Breaking conventional gender barriers, women are all set to don the garb of symbolic tigers in this year's 'Pulikali' (Dance of Tigers), a famous folk art which has been an exclusive bastion of male artistes.
Breaking conventional gender barriers, women are all set to don the garb of symbolic tigers in this year’s ‘Pulikali’ (Dance of Tigers), a famous folk art which has been an exclusive bastion of male artistes.
Three women will take part in this year’s Pulikali, to be held in front of the famed Vadakkunnatha Siva temple in the city this evening.
Believed to have been introduced by erstwhile ruler of Cochin Maharaja Rama Varma Sakthan Thampuran two centuries ago, Pulikali, held annually as part of Onam festivities, is a symbolic representation of bravery and wild spirit.
A large number of trained artistes, painted as tigers and hunters, would dance to the beats of instruments such as ‘udukku’ and ‘takil’.
The trio — N A Vinaya, Divya and Sakheena — all belonging to various professions and members of Women Integration and Growth through Sports (WINGS), an NGO, would take part in the folk art along with the other male artistes, organisers said.

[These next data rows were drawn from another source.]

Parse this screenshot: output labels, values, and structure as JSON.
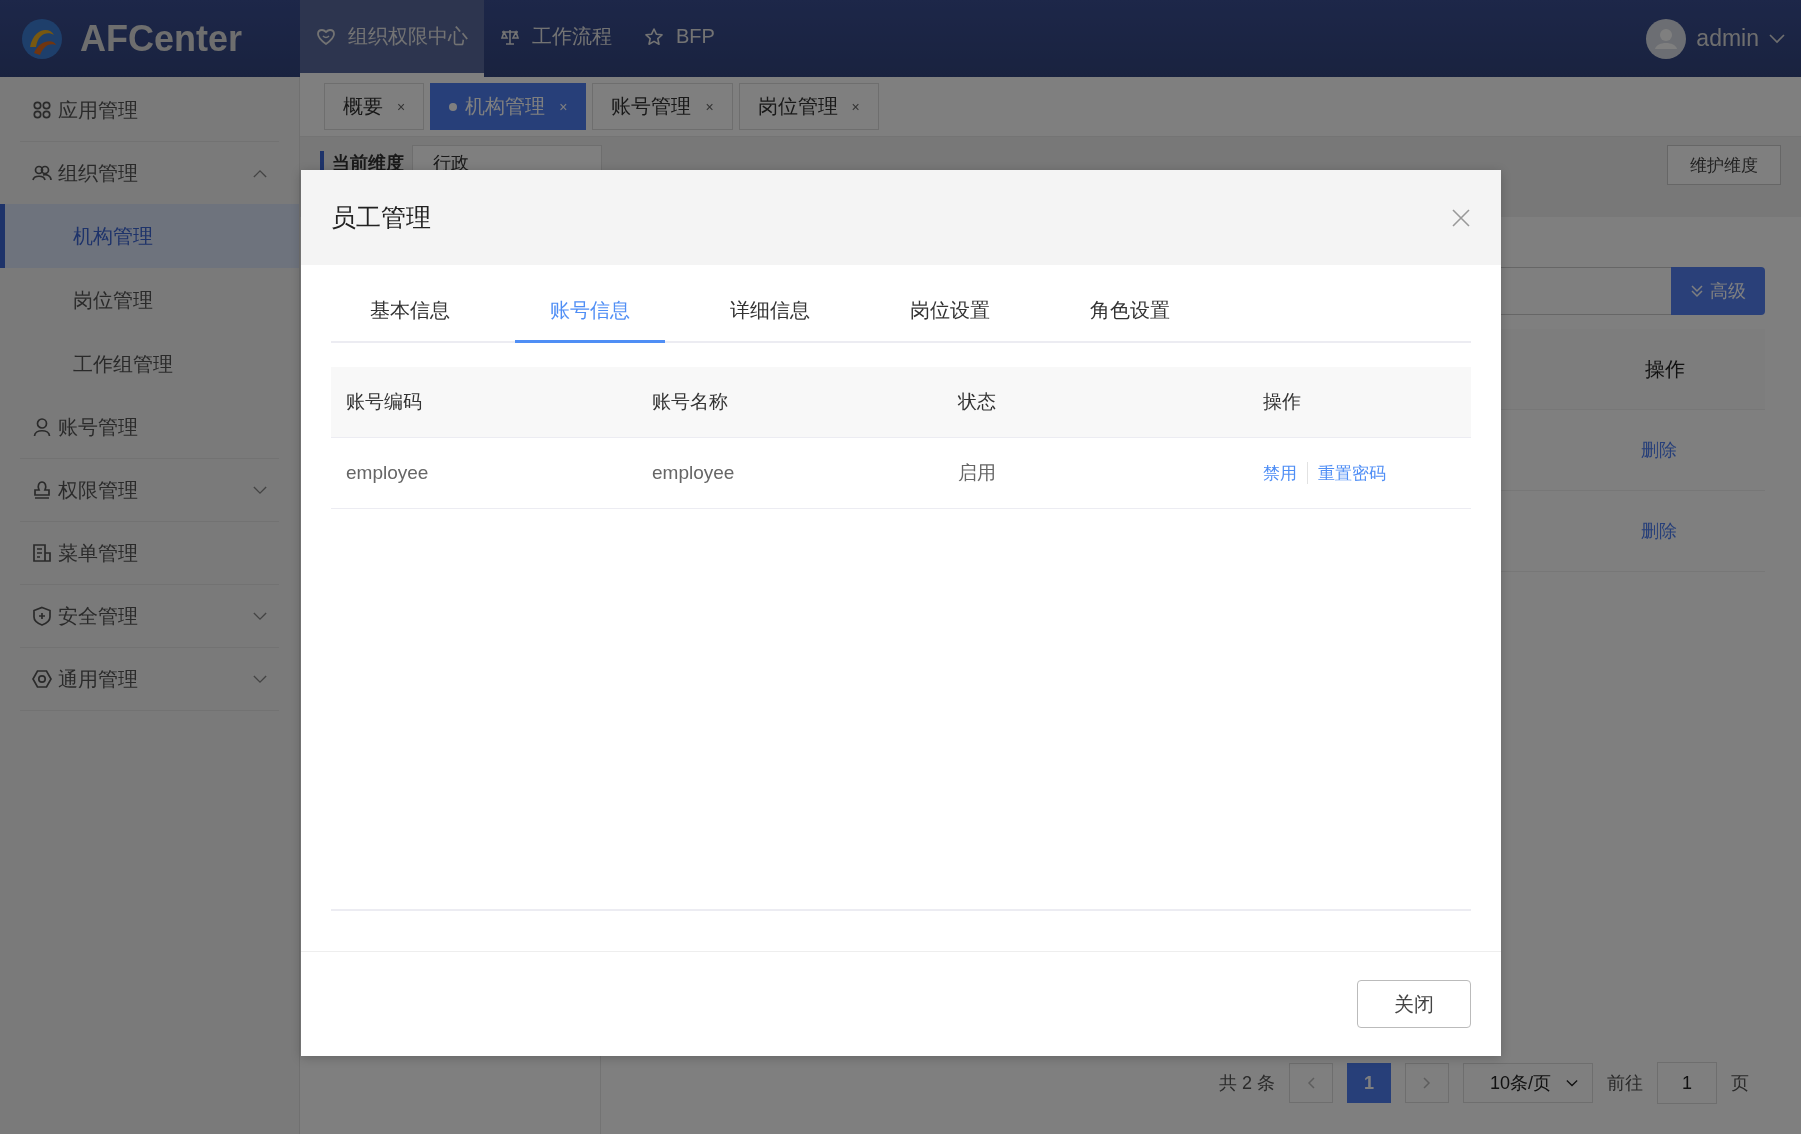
{
  "header": {
    "logo": "AFCenter",
    "nav": [
      {
        "label": "组织权限中心",
        "selected": true
      },
      {
        "label": "工作流程",
        "selected": false
      },
      {
        "label": "BFP",
        "selected": false
      }
    ],
    "user": "admin"
  },
  "sidebar": {
    "items": [
      {
        "label": "应用管理"
      },
      {
        "label": "组织管理",
        "expanded": true,
        "children": [
          {
            "label": "机构管理",
            "selected": true
          },
          {
            "label": "岗位管理",
            "selected": false
          },
          {
            "label": "工作组管理",
            "selected": false
          }
        ]
      },
      {
        "label": "账号管理"
      },
      {
        "label": "权限管理",
        "expanded": false
      },
      {
        "label": "菜单管理"
      },
      {
        "label": "安全管理",
        "expanded": false
      },
      {
        "label": "通用管理",
        "expanded": false
      }
    ]
  },
  "tabs": [
    {
      "label": "概要",
      "close": "×",
      "selected": false
    },
    {
      "label": "机构管理",
      "close": "×",
      "selected": true
    },
    {
      "label": "账号管理",
      "close": "×",
      "selected": false
    },
    {
      "label": "岗位管理",
      "close": "×",
      "selected": false
    }
  ],
  "filter": {
    "label": "当前维度",
    "value": "行政",
    "button": "维护维度"
  },
  "search": {
    "button": "高级"
  },
  "table": {
    "columns": [
      "操作"
    ],
    "rows": [
      {
        "action": "删除"
      },
      {
        "action": "删除"
      }
    ]
  },
  "pagination": {
    "total": "共 2 条",
    "pages": [
      {
        "label": "1",
        "selected": true
      }
    ],
    "page_size": "10条/页",
    "goto_label": "前往",
    "goto_value": "1",
    "page_suffix": "页"
  },
  "dialog": {
    "title": "员工管理",
    "tabs": [
      {
        "label": "基本信息",
        "selected": false
      },
      {
        "label": "账号信息",
        "selected": true
      },
      {
        "label": "详细信息",
        "selected": false
      },
      {
        "label": "岗位设置",
        "selected": false
      },
      {
        "label": "角色设置",
        "selected": false
      }
    ],
    "columns": [
      "账号编码",
      "账号名称",
      "状态",
      "操作"
    ],
    "rows": [
      {
        "code": "employee",
        "name": "employee",
        "status": "启用",
        "actions": [
          "禁用",
          "重置密码"
        ]
      }
    ],
    "close_button": "关闭"
  }
}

Vinaya, a participant, said it was an opportunity for them to leave a mark in an area in which only men were till now involved.
“It is a beginning and we want more women to come forward and participate in it. Organisations should also show readiness to include more women participants in the traditional art form,” she said.
Symbolic ‘tigers’, dancing, pouncing and shaking their bellies along the road, attract thousands of people, including foreigners here every year. A large number of spectators would throng both sides of city roads to catch a glimpse of the artistes.
The artistes, young and old, including a 72-year-old veteran, will be participating wearing tiger masks and their body painted in various hues of tiger.
The meticulous process of painting on artistes would take at least five to seven hours.